Indien niet in rechte komt vast te staan dat sprake is van arbeidsongeschiktheid wegens ziekte, dan heeft [eiser] op grond van artikel 7:628 BW aanspraak op doorbetaling van loon, nu hij het werk niet heeft verricht door een oorzaak die in redelijkheid voor rekening van Nachtwacht moet komen. Nachtwacht is als werkgever verantwoordelijk voor het waarborgen van de veiligheid van [eiser]. Zij kan niet van [eiser] verwachten dat hij zijn werkzaamheden hervat, wanneer de kans groot is dat hij weer met [YYY] wordt geconfronteerd. Nachtwacht heeft niet genoeg gedaan om dat probleem op te lossen. Zij is van meet af aan uit geweest op de beëindiging van de arbeidsovereenkomst van [eiser]. Ook haar laatste voorstel biedt geen oplossing voor de situatie.

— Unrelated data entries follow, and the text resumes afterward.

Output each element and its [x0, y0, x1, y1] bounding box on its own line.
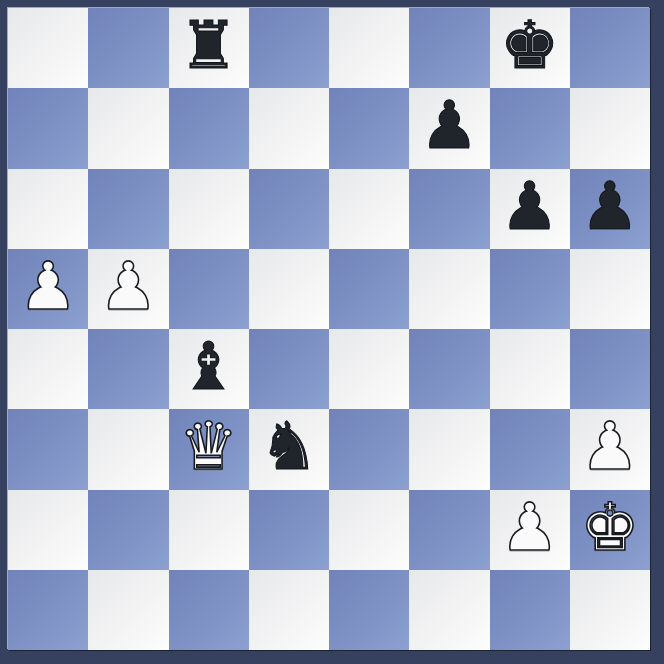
- square-c4[interactable]: ♝: [169, 329, 249, 409]
- square-b1[interactable]: [88, 570, 168, 650]
- square-d8[interactable]: [249, 8, 329, 88]
- square-h6[interactable]: ♟: [570, 169, 650, 249]
- piece-white-pawn[interactable]: ♟: [580, 414, 639, 480]
- square-g7[interactable]: [490, 88, 570, 168]
- square-e5[interactable]: [329, 249, 409, 329]
- square-h8[interactable]: [570, 8, 650, 88]
- square-h5[interactable]: [570, 249, 650, 329]
- square-d6[interactable]: [249, 169, 329, 249]
- square-f7[interactable]: ♟: [409, 88, 489, 168]
- square-d5[interactable]: [249, 249, 329, 329]
- square-f5[interactable]: [409, 249, 489, 329]
- square-b7[interactable]: [88, 88, 168, 168]
- square-h4[interactable]: [570, 329, 650, 409]
- square-e3[interactable]: [329, 409, 409, 489]
- piece-white-pawn[interactable]: ♟: [19, 254, 78, 320]
- square-g6[interactable]: ♟: [490, 169, 570, 249]
- square-d1[interactable]: [249, 570, 329, 650]
- square-b4[interactable]: [88, 329, 168, 409]
- square-e6[interactable]: [329, 169, 409, 249]
- piece-white-pawn[interactable]: ♟: [99, 254, 158, 320]
- square-f4[interactable]: [409, 329, 489, 409]
- square-c6[interactable]: [169, 169, 249, 249]
- piece-white-king[interactable]: ♚: [580, 495, 639, 561]
- square-g3[interactable]: [490, 409, 570, 489]
- piece-black-pawn[interactable]: ♟: [580, 174, 639, 240]
- square-a8[interactable]: [8, 8, 88, 88]
- piece-black-pawn[interactable]: ♟: [500, 174, 559, 240]
- piece-white-queen[interactable]: ♛: [179, 414, 238, 480]
- square-c1[interactable]: [169, 570, 249, 650]
- square-d4[interactable]: [249, 329, 329, 409]
- square-d2[interactable]: [249, 490, 329, 570]
- square-c3[interactable]: ♛: [169, 409, 249, 489]
- square-a5[interactable]: ♟: [8, 249, 88, 329]
- piece-black-king[interactable]: ♚: [500, 13, 559, 79]
- square-a1[interactable]: [8, 570, 88, 650]
- piece-black-pawn[interactable]: ♟: [420, 93, 479, 159]
- square-a3[interactable]: [8, 409, 88, 489]
- square-a2[interactable]: [8, 490, 88, 570]
- piece-black-rook[interactable]: ♜: [179, 13, 238, 79]
- square-f6[interactable]: [409, 169, 489, 249]
- square-b8[interactable]: [88, 8, 168, 88]
- piece-white-pawn[interactable]: ♟: [500, 495, 559, 561]
- square-b2[interactable]: [88, 490, 168, 570]
- square-f1[interactable]: [409, 570, 489, 650]
- square-g8[interactable]: ♚: [490, 8, 570, 88]
- square-c2[interactable]: [169, 490, 249, 570]
- piece-black-knight[interactable]: ♞: [259, 414, 318, 480]
- square-b5[interactable]: ♟: [88, 249, 168, 329]
- square-b6[interactable]: [88, 169, 168, 249]
- square-f8[interactable]: [409, 8, 489, 88]
- square-b3[interactable]: [88, 409, 168, 489]
- square-e8[interactable]: [329, 8, 409, 88]
- square-g5[interactable]: [490, 249, 570, 329]
- square-a7[interactable]: [8, 88, 88, 168]
- square-c8[interactable]: ♜: [169, 8, 249, 88]
- square-e7[interactable]: [329, 88, 409, 168]
- square-f2[interactable]: [409, 490, 489, 570]
- square-c7[interactable]: [169, 88, 249, 168]
- square-d3[interactable]: ♞: [249, 409, 329, 489]
- square-d7[interactable]: [249, 88, 329, 168]
- square-f3[interactable]: [409, 409, 489, 489]
- piece-black-bishop[interactable]: ♝: [179, 334, 238, 400]
- chess-board-frame: ♜♚♟♟♟♟♟♝♛♞♟♟♚: [0, 0, 664, 664]
- chess-board[interactable]: ♜♚♟♟♟♟♟♝♛♞♟♟♚: [8, 8, 650, 650]
- square-h2[interactable]: ♚: [570, 490, 650, 570]
- square-a6[interactable]: [8, 169, 88, 249]
- square-c5[interactable]: [169, 249, 249, 329]
- square-g1[interactable]: [490, 570, 570, 650]
- square-g4[interactable]: [490, 329, 570, 409]
- square-a4[interactable]: [8, 329, 88, 409]
- square-h3[interactable]: ♟: [570, 409, 650, 489]
- square-g2[interactable]: ♟: [490, 490, 570, 570]
- square-e1[interactable]: [329, 570, 409, 650]
- square-e4[interactable]: [329, 329, 409, 409]
- square-h1[interactable]: [570, 570, 650, 650]
- square-e2[interactable]: [329, 490, 409, 570]
- square-h7[interactable]: [570, 88, 650, 168]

Het bedrijf van Nachtwacht is immers zo klein dat [eiser] [YYY] eenvoudigweg niet zal kunnen ontlopen. Het is slechts gedaan met het doel [eiser] in een zodanige positie te manoeuvreren, dat de weg terug voor hem niet mogelijk is. Re-integratie via het 2e spoor was de enige oplossing. Door die weg niet te beproeven en zowel het oordeel van het UWV als van de arbeidsdeskundige van Elabo te negeren, heeft Nachtwacht zich niet als goed werkgever gedragen.
Het verweer
Nachtwacht betwist de vordering. Zij voert daartoe het volgende aan.
[eiser] was in maart (naar het oordeel van zowel de arbo-arts als het UWV) en in april 2009 geschikt voor gedeeltelijke werkhervatting. Hij kwam echter niet opdagen en hield zich (telefonisch) onbereikbaar voor Nachtwacht. Eind juli 2009 heeft de bedrijfsarts [eiser] volledig arbeidsgeschikt geoordeeld. Dit oordeel werd door zowel het UWV als de arbeidsdeskundige van Elabo onderschreven.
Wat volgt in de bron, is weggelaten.